EL FANTASMA DE LOS ALGODONES
Eran largos y aburridos los días de aquellos veranos de la posguerra.
Mi pueblo, Villa del Río, como todos los pueblos de España, se despereza cada día con las campanadas del Ángelus.
Lentamente, los días, las horas, los instantes van recobrando el ritmo de la esperanza.
Silencio, no obstante, en el pueblo que respira abandono y soledad.
Calles empolvadas que comienzan a llenarse, de nuevo, de pregones, de palabrotas de arrieros, de marrillas de viejos que buscan las sombras y soles de siempre, de parejas de enamorados que, en románticos presagios, sostienen con el calor de su sangre, el paso implacable de los días que se cuentan y se sueñan en puntadas de primorosos y eternos ajuares.
Puertas y fachadas castigadas por la intemperie de años de abandono; tejados sin perfiles, punzantes de secos jaramagos; gente que habla en voz baja, gente que camina como si temiera estorbar en una tierra conquistada que perteneciera a otra historia.
Un hálito de terror, de miseria, de pobreza... fluye de las conciencias atormentadas por los recuerdos y se esparce endémico en el aire que se respira.
Cuando amainan las chicharras y el sol anaranjado roza la cresta del viejo molino y se cristaliza en las aguas del río, las calles, regadas a palmetazos de cubo, emanan una sofocante calina de olor a polvo asentado.
Las puertas se van ornando de mecedoras de lona, botijos, ramos de jazmines, de vecinos que, con la vista perdida en un horizonte desolado, se encuentran con las estrellas que rutilan en un cielo tan negro como si la noche de los tiempos hubiera regresado a él, desmayando para siempre la prehistoria de los días.

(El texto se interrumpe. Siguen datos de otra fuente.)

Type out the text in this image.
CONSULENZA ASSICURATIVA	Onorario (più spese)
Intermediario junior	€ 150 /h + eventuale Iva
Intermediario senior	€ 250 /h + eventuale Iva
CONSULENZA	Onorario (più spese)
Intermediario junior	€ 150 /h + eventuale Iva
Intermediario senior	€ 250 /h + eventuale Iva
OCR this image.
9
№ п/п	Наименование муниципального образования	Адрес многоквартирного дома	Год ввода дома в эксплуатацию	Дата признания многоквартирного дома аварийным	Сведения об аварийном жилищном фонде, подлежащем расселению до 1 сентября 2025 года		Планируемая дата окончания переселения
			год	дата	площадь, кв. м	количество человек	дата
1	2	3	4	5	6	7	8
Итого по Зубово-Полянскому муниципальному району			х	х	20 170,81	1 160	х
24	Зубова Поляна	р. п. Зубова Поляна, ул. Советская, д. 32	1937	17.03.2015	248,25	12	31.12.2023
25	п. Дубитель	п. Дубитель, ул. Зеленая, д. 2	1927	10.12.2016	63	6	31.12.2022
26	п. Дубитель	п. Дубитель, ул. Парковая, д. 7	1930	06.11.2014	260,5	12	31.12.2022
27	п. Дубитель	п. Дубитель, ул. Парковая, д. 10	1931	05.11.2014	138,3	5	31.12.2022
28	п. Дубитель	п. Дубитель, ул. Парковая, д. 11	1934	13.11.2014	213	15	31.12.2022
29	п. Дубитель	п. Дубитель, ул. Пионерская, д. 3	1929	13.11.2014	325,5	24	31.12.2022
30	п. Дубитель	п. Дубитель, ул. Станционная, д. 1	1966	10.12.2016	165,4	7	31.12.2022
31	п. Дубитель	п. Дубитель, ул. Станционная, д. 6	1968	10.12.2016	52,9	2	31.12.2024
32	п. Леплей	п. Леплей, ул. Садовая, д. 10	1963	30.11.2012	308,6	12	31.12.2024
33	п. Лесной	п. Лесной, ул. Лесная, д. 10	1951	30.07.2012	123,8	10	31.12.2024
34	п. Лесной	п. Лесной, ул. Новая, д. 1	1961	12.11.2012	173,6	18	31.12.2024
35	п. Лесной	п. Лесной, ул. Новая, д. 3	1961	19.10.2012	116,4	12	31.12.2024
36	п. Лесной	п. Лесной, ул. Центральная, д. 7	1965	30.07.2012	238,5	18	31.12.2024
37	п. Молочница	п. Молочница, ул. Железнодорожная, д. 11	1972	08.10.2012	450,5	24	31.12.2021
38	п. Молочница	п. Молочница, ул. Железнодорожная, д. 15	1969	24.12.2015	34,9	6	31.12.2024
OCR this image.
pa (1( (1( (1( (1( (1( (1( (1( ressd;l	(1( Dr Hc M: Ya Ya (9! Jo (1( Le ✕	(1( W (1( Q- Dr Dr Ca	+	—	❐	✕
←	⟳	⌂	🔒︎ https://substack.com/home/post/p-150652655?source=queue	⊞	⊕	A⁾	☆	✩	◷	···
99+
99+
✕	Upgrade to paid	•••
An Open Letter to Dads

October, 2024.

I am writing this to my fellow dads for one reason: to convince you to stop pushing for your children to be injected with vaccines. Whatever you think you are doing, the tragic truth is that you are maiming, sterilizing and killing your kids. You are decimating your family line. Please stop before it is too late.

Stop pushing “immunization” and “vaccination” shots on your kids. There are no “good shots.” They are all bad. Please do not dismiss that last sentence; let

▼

Y entre humos de rastrojos que flamean por los campos, maullidos de gatos en los tejados, ladridos de perros en las eras, canciones macilentas de corro por las esquinas, bajo la luz de exhaustas bombillas callejeras, palabra a palabra, suspiro a suspiro, esperanza aquí, recuerdo allá, se va forjando un trabajoso futuro.
El reloj de la plaza da las doce campanadas, y el pueblo se torna reino de silencios.
Un vaho pegajoso y húmedo invade la villa del Guadalquivir y los últimos bostezos de la noche se apagan en cantos de grillos y humos, que huelen a pan caliente, a tortas de aceite, a rosquillas del horno de Pérez.
El silencio de la noche está embrujado: se escuchan pasos fantasmagóricos que arrastran cadenas en un denso misterio que se adueña del viento y se adentra por las rendijas de los corazones que duermen en una alerta profunda.
De madrugada, al anochecer, a cualquier hora, un estallido de sobresaltos, de malas corazonadas, de suspiros unánimes agolpa a la gente en las calles: ¡El tío de los algodones!
Y el tío de los algodones, fantasma de todos los tiempos, torna expectantes los aburrimientos de los mayores, mientras los pequeños, con los ojos hundidos en el alma, lloran de miedo y se acurrucan en las faldas de sus madres.
Pasados los años, hijos del tío de los algodones jugaban por las esquinas del pueblo ya crecido, ya en olvidos de aquella tremenda guerra.
El fantasma de los algodones, obligada creatividad de un pueblo que se levanta, que se rehace entre aluviones y cenizas, para volver a ser corriente cristalina de un río joven que retorne la vida a la plaza, a la ermita, al molino, a los álamos... a las almas.
¡A lo mejor en los tiempos que corren, nos está haciendo falta un "tío de los algodones" que nos obligue a crearnos de nuevo!